Hopefully, anyone who has made it this far in the bible understands what the IC is. To expand the IC, there is two ways to view it, geometrically and on a body in motion. The first one looks at how the system moves while the second looks at how it is moving. And per the physics definition of IC, it only exists as a point if the motion is planar. If the motion is not planar, it is an instantaneous rotational axis. A body in motion is rotating and sliding along this axis at the point in time. The equations for the instantaneous rotational axis are based around a body in motion. A 2d IC is fairly easy to find. The roll axis not so much. And we want a geometric point about which the axle (or chassis) is orbiting not a line of rotation.
So how do we find this point? Do to so, I'll describe how we find find the 2d IC, a value that is defined by motion, but is often solved statically. To do so, lets take a trip back to Calculus 1. In particular, how we the find the solve the slope of a curve. The slope of a curve can be defined by the rise over run of two points on this curve. As the X distance between these points decreases, the slope gets more accurate. It should be most accurate when the difference in X is 0. But that means we have to divide the rise by a run of zero. So, what we do is use an infinitely small, but not zero, x difference.
Now, lets go back to the static 2d IC. We can apply this same concept to finding an IC. Using the side view of our suspension as an example, we move it up slightly and down slightly and take note of a the location of a point on the axle after movement. These two points and the location of the point at the static location can be used to draw a circle. The center of the circle, is the IC. As the movements get smaller, the IC becomes more accurate. To do this without moving the suspension (run = 0 in the curve example), we take two points that move in a known way. In our case, a circle. With an infinitely small movement on a circle we move in a straight line, the tangent. We also have a line, from our point to the circle center. In an instantaneous image, the tangent applies to any circle with it's center on that line. With 2 lines, the intersection is a point that we can draw 2 circles that meet the known tangents. This intersection is the IC.
Now lets apply this to our 3d system. We move the axle around a little bit and get the center of orbit. In the previous example, we were able to draw a circle. But in 3d space we move about a sphere. Much like a 2d circle can be defined by 3 points, a sphere can be defined by 4. So we can move the axle a bit. One wheel up, then down, and the other wheel up and down. This works with any arbitrary point. The smaller our movements, the better the result.

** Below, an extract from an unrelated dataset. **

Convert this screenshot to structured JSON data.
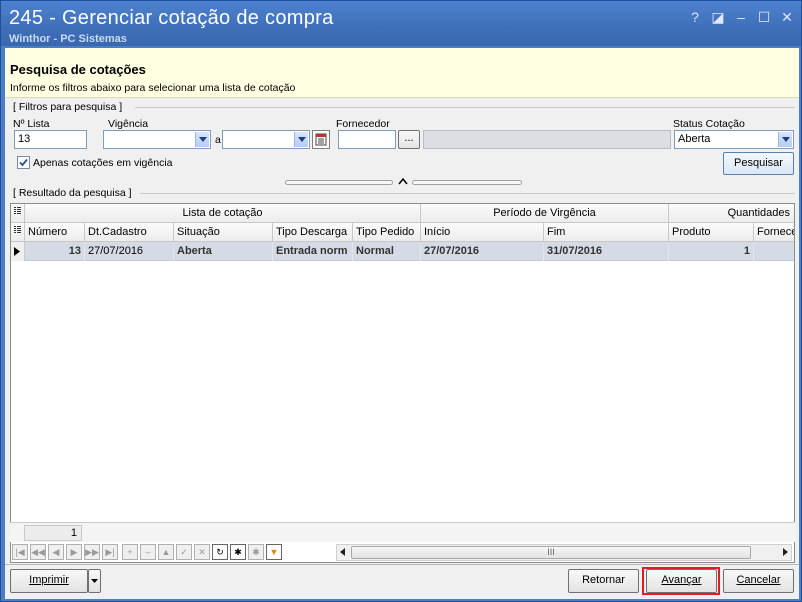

But what if, like 2d, we take it at points of known movement. We should be able to find it without moving anything. And it just so happens that a linked suspension needs 4 links to be considered constrained. And those 4 links each have a point that moves with the axle. But this does not work. Because the 4 lines never intersect, we cannot find common point of movement for the known points.
So we go back to the slight movements and finding a sphere. This is not too hard. From our 4 points, we make 2 different groups of 3 points and make 2 circles with them. We then take make a line normal to the circles through their centers. Where the two lines intersect is the center of our sphere.
Just like we can see how the suspension moves around the chassis, we can see how the chassis moves around the axle. I wonder if we can treat this like the side view IC and draw lines from the contact patches to figure out a 3d equivalent to anti values. I think that looking at the how the chassis orbits around the axle is likely more important than looking at the inverse since our axles are fixed to the ground. Much like the 2d IC, it is probably a good idea to keep it from switching which end of the vehicle it is on. It seems like keeping the chassis' center of movement as small as possible will help keep the vehicle predictable.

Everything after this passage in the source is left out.